Spawn three teammates: one for the API layer, one for the database layer,
one for test coverage. Require plan approval before changes.
Display Modes
- In-process (default): All teammates in your terminal. Use
Shift+Up/Downto select and message teammates directly. - Split panes: Each teammate gets its own pane via tmux or iTerm2. See all output at once.
Key Controls
Shift+Up/Down— Select a teammateShift+Tab— Toggle delegate mode (lead coordinates only, no coding)Ctrl+T— Toggle task listEnteron a teammate — View their sessionEscape— Interrupt a teammate’s current turn
New: Effort Tuning in Claude Code
You can now precisely control how much the model thinks. Run /model and use arrow left/right to tune effort:
- Less effort = Faster responses, lower token cost
- More effort = Longer thinking, better results for complex tasks
This maps to the API’s new Adaptive Thinking with four effort levels:
| Level | Behavior |
|---|---|
| Low | Fast, minimal thinking |
| Medium | Balanced |
| High (default) | Standard extended thinking |
| Max | Maximum deliberation for hardest problems |
API & Developer Details
Model ID
claude-opus-4-6
Pricing
Unchanged from Opus 4.5:
- Input: $5 / million tokens
- Output: $25 / million tokens
- Prompts exceeding 200k tokens: $10 / $37.50 per million
New API Features
- Context Compaction (beta): Automatically summarizes older context at configurable thresholds — essential for long-running agentic operations
- 128k output tokens supported
- US-only inference option at 1.1x pricing for data residency requirements
Availability
- claude.ai — available now
- Claude API —
claude-opus-4-6 - Amazon Bedrock — available
- Google Cloud Vertex AI — available
What This Means for Claude Code Users
Opus 4.6 is the default model for Claude Code users on the Max plan. Here’s the practical impact:
-
Longer, more reliable coding sessions: The model won’t degrade mid-task. It sustains focus across complex, multi-file refactors.
-
Agent Teams unlock true parallelism: Instead of one agent working sequentially, you can now have a team of specialists working simultaneously and talking to each other.
-
Effort tuning saves tokens: Quick fixes? Dial down. Complex architecture? Dial up. You control the cost-intelligence tradeoff per task.
-
1M context means fewer “I’ve lost track” moments: With the beta 1M context window, you can work with massive codebases without the model forgetting earlier context.
-
Better self-correction: The model is more likely to catch bugs in its own code before you have to point them out.
Safety & Alignment
Opus 4.6 maintains Anthropic’s strong safety profile:
- Matches or exceeds Opus 4.5’s alignment record
- Lowest over-refusal rate among recent Claude models
- Six new cybersecurity probes to monitor its enhanced capabilities
- Interpretability research integrated into evaluation methodology
Also New: Claude in Office Tools
Worth mentioning for completeness:
- Claude in Excel: Improved long-running task handling, pre-planning, unstructured data ingestion, multi-step changes in single pass
- Claude in PowerPoint (research preview): Generates from descriptions or templates, respects layouts and fonts
The Bottom Line
Opus 4.6 represents a significant step forward, particularly for agentic use cases. The combination of a smarter model + Agent Teams + effort tuning makes Claude Code substantially more powerful for real-world software engineering.

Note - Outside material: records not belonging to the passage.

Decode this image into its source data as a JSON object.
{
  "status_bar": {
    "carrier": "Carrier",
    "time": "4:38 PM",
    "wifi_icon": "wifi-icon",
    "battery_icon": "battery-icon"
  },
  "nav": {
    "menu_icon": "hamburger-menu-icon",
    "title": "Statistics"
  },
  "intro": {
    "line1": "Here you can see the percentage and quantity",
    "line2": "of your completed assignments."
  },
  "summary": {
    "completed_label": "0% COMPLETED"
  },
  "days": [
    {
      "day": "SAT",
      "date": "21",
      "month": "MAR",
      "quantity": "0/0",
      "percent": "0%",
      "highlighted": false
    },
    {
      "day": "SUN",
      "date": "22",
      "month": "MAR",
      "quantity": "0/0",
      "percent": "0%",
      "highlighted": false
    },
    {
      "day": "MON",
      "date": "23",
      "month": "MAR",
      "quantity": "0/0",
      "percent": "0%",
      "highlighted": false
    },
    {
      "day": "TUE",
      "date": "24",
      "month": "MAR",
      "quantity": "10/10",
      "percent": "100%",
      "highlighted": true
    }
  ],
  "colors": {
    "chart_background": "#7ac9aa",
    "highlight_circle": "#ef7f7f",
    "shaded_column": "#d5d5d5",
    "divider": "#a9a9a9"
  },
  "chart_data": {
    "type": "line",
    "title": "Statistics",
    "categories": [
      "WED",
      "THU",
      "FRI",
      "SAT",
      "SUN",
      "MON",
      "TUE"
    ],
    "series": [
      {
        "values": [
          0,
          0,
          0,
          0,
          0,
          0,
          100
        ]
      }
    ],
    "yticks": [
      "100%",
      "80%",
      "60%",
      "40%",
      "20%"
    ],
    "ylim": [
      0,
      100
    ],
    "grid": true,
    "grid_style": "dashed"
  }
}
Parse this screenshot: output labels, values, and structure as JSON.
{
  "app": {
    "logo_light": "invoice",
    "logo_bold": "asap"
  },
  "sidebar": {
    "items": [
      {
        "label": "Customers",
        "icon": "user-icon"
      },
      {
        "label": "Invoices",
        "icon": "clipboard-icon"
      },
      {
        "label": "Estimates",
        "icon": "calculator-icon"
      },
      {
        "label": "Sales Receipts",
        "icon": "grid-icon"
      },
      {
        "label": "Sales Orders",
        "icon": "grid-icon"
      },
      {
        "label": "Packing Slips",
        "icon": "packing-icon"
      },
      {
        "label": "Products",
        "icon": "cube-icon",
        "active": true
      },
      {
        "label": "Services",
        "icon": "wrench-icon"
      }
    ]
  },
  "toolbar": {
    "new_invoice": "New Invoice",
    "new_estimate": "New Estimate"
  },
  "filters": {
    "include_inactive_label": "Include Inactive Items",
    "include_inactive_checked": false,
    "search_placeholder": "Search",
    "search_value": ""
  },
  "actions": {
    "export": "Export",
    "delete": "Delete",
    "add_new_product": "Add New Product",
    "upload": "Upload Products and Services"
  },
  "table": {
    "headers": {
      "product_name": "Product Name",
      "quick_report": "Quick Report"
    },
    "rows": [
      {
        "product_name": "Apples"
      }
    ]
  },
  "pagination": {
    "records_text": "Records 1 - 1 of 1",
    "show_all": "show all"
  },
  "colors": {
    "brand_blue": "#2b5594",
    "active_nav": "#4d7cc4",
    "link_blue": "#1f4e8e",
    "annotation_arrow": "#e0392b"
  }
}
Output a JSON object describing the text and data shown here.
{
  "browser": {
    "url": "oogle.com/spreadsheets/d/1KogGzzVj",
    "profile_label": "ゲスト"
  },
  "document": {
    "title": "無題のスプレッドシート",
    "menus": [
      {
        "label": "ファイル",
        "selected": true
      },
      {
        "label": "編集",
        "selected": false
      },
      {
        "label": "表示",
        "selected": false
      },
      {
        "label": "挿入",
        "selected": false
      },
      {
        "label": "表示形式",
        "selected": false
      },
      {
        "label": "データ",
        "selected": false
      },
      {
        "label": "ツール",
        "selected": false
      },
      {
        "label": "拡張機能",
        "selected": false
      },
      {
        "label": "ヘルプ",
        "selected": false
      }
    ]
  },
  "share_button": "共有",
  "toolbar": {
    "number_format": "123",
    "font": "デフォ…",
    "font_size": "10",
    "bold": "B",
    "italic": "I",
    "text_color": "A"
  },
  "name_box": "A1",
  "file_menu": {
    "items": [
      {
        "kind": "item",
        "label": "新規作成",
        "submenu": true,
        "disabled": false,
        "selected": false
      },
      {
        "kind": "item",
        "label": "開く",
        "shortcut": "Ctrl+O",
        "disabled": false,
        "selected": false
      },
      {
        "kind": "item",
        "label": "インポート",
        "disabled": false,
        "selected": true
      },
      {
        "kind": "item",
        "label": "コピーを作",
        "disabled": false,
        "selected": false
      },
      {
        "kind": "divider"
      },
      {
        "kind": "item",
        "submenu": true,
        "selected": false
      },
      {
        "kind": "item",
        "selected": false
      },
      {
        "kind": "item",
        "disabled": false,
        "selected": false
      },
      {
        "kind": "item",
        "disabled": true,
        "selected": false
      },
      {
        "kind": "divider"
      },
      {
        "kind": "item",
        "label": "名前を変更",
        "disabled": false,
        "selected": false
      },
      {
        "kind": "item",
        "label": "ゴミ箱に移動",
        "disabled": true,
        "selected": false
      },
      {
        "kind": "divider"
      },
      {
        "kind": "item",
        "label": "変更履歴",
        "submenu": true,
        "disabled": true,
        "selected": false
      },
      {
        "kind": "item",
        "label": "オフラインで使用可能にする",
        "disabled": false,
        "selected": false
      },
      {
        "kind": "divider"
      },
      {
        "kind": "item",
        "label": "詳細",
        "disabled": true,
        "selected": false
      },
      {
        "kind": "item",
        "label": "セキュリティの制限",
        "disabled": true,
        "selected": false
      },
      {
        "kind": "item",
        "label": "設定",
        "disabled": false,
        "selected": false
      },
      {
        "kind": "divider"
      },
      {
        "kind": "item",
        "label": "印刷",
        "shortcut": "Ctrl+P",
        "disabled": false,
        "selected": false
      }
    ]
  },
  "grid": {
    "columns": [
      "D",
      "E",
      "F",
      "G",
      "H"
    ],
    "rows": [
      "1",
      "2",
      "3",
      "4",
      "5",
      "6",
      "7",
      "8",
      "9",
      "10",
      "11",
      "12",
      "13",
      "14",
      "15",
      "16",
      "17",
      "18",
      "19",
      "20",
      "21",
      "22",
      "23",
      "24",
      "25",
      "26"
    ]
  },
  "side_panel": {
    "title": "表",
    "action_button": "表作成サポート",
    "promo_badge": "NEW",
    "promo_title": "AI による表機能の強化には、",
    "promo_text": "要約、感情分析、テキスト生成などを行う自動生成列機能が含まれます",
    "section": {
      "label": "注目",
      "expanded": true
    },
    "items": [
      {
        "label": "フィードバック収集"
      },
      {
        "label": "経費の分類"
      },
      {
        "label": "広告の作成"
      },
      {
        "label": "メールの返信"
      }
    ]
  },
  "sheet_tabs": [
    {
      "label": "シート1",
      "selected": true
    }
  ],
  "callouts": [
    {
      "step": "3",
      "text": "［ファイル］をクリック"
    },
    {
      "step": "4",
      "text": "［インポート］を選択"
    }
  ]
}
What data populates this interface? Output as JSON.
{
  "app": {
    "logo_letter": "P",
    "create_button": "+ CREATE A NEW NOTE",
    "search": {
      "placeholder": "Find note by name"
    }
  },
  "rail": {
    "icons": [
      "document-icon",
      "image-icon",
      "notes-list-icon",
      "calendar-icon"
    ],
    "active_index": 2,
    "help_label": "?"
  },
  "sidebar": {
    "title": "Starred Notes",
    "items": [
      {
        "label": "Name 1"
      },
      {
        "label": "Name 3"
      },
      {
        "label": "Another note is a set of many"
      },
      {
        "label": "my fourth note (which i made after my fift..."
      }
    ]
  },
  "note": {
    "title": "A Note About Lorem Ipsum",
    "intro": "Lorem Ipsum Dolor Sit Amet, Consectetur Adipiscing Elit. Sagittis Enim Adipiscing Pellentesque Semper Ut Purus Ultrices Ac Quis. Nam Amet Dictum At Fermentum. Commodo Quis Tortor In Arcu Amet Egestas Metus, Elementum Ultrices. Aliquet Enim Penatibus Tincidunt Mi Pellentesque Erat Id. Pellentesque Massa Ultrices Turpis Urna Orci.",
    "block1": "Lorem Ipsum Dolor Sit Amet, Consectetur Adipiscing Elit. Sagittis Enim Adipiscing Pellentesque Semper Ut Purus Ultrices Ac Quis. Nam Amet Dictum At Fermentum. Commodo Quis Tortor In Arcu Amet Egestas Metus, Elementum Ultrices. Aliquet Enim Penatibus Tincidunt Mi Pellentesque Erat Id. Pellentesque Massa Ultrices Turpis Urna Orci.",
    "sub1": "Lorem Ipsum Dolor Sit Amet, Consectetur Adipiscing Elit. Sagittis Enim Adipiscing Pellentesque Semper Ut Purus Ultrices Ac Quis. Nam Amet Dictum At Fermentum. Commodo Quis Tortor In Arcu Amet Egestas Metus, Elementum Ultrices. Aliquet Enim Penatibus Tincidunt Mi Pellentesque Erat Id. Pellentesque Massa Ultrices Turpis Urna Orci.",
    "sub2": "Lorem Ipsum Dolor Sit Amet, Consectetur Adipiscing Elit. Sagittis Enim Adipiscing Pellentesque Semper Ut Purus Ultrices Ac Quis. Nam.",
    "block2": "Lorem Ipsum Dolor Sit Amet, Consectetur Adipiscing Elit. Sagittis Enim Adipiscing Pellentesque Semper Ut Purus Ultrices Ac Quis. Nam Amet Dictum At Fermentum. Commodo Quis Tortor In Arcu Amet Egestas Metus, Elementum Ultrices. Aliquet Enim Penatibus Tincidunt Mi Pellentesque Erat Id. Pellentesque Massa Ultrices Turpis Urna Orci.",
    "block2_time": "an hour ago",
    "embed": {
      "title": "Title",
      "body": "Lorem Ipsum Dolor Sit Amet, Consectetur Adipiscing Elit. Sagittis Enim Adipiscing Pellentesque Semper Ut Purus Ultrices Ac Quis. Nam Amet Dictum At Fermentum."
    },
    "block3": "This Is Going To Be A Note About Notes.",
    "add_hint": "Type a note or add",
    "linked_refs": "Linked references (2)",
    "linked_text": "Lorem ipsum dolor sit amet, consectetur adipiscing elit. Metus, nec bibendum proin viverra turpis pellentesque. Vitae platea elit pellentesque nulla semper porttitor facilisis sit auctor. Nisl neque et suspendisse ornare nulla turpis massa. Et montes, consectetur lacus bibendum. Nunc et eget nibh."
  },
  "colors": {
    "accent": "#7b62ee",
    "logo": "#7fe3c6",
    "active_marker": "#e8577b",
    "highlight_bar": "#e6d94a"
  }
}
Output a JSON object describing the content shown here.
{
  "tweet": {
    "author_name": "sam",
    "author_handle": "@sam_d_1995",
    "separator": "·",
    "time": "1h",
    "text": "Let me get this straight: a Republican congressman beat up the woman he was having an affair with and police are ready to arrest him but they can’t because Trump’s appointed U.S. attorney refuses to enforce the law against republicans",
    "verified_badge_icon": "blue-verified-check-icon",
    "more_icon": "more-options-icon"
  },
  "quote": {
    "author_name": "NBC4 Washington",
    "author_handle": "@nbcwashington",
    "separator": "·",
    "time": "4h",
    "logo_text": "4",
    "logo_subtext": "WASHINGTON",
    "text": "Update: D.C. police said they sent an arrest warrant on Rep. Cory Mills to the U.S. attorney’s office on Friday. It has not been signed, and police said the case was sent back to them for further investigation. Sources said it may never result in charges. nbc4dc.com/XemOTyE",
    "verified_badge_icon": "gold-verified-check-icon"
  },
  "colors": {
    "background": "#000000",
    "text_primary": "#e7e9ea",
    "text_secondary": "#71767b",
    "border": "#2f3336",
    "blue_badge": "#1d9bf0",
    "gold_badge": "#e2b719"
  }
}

If you’re already on Claude Code, update and try:
- Enable Agent Teams for your next complex task
- Experiment with effort tuning via
/model+ arrow keys - Push the limits of the 1M context window on a large codebase
The future of AI-assisted coding isn’t a single agent doing everything sequentially — it’s a coordinated team of specialists working in parallel. Opus 4.6 + Agent Teams is the first real implementation of that vision.